As far back as I can remember, I always had this sickening apprehension about Sundays. Daddy would wake us all quite early, it was weekend but it always felt like another job entirely. As far as I can remember, we were as employed by God as my father was.
We would go to church in the morning, skip breakfast and eat lunch in the back of the car. We would then speed off to fellowship with scripture union staff members. At that time it seemed my Dad was the only one who bothered about forcing his whole family to come along.
I used to sleep a lot, religious activities could be boring. There was a day my uncles conducted a deliverance prayer for me because I slept in the morning prayer session. I was just a little boy who needed all the rest and time to recuperate from strenuous school week.

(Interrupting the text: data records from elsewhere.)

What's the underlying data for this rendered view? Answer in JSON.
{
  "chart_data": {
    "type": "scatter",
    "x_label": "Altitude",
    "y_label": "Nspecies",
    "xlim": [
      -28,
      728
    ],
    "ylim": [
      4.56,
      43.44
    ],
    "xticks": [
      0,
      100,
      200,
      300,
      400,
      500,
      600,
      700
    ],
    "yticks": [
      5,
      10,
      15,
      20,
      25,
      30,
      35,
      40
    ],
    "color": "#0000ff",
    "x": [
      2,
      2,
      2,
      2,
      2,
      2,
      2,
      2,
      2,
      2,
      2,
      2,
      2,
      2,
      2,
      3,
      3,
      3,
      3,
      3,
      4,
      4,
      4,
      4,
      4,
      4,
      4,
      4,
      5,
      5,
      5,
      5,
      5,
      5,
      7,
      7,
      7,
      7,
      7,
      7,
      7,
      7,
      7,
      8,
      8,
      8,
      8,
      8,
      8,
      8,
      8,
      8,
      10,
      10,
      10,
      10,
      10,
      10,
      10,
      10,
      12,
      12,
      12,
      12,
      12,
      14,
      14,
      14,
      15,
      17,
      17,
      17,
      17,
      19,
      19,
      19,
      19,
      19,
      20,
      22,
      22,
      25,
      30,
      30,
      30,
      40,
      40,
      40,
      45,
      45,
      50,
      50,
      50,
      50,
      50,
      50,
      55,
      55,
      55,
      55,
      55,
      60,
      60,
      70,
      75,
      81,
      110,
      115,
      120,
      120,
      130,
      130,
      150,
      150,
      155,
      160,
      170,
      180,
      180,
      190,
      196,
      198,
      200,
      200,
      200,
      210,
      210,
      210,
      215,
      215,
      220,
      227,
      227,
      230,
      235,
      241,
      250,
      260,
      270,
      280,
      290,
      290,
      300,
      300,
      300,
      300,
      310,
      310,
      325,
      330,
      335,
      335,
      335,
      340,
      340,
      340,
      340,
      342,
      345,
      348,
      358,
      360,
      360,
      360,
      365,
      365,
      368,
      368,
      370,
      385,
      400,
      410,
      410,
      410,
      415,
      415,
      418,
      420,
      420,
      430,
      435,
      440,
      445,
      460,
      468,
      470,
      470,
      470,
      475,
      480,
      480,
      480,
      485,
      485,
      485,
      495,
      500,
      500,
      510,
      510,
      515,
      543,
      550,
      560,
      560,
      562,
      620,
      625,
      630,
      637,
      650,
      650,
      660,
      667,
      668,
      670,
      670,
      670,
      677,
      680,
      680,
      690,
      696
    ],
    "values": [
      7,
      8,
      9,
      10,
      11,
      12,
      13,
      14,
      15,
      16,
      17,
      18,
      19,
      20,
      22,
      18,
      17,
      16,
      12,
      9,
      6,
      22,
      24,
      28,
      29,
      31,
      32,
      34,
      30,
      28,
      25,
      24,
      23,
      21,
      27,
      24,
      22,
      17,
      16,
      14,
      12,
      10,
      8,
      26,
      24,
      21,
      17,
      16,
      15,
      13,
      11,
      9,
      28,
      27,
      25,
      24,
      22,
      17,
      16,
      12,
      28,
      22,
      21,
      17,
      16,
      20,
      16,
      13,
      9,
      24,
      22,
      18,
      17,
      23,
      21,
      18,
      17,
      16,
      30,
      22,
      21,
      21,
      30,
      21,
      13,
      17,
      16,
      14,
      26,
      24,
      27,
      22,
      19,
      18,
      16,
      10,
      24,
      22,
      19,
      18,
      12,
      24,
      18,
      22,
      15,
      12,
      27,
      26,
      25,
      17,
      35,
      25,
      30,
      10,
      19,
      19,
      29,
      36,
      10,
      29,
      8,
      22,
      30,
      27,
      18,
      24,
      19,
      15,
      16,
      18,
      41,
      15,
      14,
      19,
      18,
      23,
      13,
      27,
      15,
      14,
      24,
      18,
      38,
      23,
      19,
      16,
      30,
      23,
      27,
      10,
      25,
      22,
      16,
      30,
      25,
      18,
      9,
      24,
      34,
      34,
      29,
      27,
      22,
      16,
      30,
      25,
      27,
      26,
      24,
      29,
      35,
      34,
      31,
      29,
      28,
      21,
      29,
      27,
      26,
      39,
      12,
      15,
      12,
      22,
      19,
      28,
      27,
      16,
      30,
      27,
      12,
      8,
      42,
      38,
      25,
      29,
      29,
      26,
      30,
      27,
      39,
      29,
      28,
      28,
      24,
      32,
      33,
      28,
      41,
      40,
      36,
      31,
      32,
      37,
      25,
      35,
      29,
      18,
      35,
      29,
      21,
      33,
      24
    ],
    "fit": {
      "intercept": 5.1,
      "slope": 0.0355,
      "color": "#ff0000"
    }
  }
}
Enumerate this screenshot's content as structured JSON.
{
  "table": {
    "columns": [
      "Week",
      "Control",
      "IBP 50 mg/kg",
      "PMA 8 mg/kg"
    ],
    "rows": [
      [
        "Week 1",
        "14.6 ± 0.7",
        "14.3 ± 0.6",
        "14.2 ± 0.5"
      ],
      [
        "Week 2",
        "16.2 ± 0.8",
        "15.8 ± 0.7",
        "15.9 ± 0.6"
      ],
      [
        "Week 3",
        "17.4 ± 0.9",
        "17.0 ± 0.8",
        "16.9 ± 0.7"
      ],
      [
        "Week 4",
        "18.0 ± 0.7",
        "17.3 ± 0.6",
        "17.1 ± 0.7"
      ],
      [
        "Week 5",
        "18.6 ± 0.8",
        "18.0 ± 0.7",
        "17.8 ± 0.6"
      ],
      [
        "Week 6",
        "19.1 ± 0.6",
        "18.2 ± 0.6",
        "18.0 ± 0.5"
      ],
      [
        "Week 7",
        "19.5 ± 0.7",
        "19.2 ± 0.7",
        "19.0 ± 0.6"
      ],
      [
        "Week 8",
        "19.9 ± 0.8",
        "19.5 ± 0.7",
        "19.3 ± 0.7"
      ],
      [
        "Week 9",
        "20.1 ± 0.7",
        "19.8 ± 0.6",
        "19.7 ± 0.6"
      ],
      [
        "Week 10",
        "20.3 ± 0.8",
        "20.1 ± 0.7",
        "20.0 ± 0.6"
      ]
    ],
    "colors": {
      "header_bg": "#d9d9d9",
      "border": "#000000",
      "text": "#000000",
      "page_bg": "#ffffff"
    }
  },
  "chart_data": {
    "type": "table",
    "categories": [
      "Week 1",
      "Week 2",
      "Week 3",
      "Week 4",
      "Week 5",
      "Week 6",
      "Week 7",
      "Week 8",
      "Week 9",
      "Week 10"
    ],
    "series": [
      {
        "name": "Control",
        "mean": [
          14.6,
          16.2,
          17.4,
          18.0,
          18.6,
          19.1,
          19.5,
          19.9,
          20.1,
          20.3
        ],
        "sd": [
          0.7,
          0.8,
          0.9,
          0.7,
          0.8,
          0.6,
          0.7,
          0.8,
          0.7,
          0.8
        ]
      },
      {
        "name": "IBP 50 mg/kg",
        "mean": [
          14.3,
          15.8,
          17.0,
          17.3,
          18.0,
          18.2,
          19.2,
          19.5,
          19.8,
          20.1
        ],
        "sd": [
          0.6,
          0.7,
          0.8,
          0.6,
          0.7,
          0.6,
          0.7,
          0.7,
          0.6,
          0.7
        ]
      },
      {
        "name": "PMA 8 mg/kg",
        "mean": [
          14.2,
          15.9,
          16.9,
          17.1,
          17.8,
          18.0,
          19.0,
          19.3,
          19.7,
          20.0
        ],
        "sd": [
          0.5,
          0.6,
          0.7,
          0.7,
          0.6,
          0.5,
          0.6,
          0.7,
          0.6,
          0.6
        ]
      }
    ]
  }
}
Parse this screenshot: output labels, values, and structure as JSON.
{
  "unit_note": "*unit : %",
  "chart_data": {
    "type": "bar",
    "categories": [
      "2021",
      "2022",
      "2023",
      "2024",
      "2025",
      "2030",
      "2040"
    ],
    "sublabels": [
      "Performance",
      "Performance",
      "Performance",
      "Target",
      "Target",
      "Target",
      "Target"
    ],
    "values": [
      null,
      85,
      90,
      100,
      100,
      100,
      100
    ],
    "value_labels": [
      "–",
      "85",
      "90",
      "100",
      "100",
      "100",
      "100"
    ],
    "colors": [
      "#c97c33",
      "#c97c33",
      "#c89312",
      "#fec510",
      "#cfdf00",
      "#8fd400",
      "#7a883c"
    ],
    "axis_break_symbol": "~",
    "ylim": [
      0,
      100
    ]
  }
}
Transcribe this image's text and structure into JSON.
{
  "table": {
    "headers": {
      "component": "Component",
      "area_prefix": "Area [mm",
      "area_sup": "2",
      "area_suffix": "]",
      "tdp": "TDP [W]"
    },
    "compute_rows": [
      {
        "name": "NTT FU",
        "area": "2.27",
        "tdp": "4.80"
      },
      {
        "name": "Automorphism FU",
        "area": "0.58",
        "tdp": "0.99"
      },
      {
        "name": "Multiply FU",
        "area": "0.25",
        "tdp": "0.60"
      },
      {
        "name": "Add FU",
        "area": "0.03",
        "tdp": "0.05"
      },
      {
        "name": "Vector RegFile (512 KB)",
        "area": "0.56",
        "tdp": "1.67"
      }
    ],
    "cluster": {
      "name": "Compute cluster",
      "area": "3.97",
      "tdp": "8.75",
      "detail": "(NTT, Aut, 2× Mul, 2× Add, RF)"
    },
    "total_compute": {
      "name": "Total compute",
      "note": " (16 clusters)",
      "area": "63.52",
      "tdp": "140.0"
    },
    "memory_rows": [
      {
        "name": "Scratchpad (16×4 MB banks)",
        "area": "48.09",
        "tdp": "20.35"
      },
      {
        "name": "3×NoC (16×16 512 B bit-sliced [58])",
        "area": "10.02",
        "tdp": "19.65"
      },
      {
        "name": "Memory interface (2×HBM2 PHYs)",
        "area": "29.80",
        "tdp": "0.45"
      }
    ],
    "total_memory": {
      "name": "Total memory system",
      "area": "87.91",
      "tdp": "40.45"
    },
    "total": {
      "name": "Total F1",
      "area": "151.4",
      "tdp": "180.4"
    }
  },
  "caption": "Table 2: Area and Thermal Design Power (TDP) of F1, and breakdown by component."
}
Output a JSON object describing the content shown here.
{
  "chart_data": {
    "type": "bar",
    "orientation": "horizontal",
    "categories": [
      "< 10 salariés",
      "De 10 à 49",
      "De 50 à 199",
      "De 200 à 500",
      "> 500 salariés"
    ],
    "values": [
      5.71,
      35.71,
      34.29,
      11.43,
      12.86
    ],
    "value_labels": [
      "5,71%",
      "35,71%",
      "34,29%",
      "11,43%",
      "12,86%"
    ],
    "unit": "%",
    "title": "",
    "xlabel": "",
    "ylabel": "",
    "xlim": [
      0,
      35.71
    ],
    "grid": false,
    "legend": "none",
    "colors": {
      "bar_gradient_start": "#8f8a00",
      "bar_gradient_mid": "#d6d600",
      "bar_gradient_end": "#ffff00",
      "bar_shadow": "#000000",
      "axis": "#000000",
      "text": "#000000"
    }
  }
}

Yet on Sundays, it was just like another school day. I barely heard anything from the children or teens church. I don’t even have memories of my childhood in church. Every morning, we had to do our quiet time and submit our notes to show that we prayed and heard from God.
How was I even supposed to understand who God was? Even grownups still struggle with “hearing God.” Most people cannot distinguish between hearing God and their own thoughts. These and other people’s opinions or the crazy voices in their heads. I have met a lot of people who said God spoke to them and they manifested strange things. Like a girl who stalked me and a friend with strange revelations. She said I was not meant to eat out, God told her I had to eat only food cooked at home.
I now know that I do not have a need to fit into the system. As a kid, I felt if I could show my notes, stay awake during prayers and be the general good person. Then I would be able to confirm that I was “hearing from God.” That to me was the whole essence of the routines. The constant practice and the vigils. We somehow believe that by constant practice we can filter out the noise and find God’s voice. The church itself is like Choir rehearsal, we think repeating these rituals would give us the right temperature, the appropriate pitch to hit the right chords.
This is why we have to keep everyone in line. We have to be sure they are in practice and they are doing all that would make them hear from God. This is the “Church” we grew up in.
I am older now and I have come to see that the Bible is accessible to all. We can choose to study what we need, we can choose to associate and fellowship whenever we want. There is no exact combination of activities that brings God into anything. The reason I have this thought is because every time I make decisions, I realize that God has a choice to appear and alter all of our present reality. He has the power to remove all doubts about his existence but he has not done this.
Why then should anyone subscribe to a system? Why do we find safety in this organized activities? Maybe we think there is a science to God. Maybe we are not that different from those who think experiments, hypothesis and procedures are the only reliable ways to live as humans.
I told my parents to stop asking if I went to church, not because I don’t go but because it places me in the position to pretend like I am in the system. It makes me rush out of bed, not because I want to truly find God on Sunday. I rush because I want to be safe. I want people to accept me and not disassociate from me.
They ask that question as if it in some way helps them to determines if I am someone who “hears from God.” Remember like I said, it’s mostly experiments. People are comfortable with you doing the things that fit their perception of how God must be found. This is why many of those who would associate with you or help you on your path, they want to ask these kind of questions:
- Are you a child of God.
- Do you pray and study the word of God?
- What church do you attend?
- Who is your Pastor.
These questions would be what would determine if you are “attending church,” the ongoing experiment about hearing God. I personally find this task tedious. If God wants to speak to you as a person, he will find you anywhere you are. I believe that God would always lead you to those he wants you to find his purpose with. This would not be another full time job asides the one that actually puts food on your table.
All over the world, youths are recognizing this church I describe, they are leaving. We actually want God himself to speak, enough of the drama!
Maybe I am wrong but routine has never been my strong point. I hardly repeat movies, books or anything at all. I wonder why God wired me so but at least I know it was nothing personal when I used to doze off in church. It’s not like the message was not powerful. Neither was it that the Pastor was not sharing deep truths. It was all about me and not them.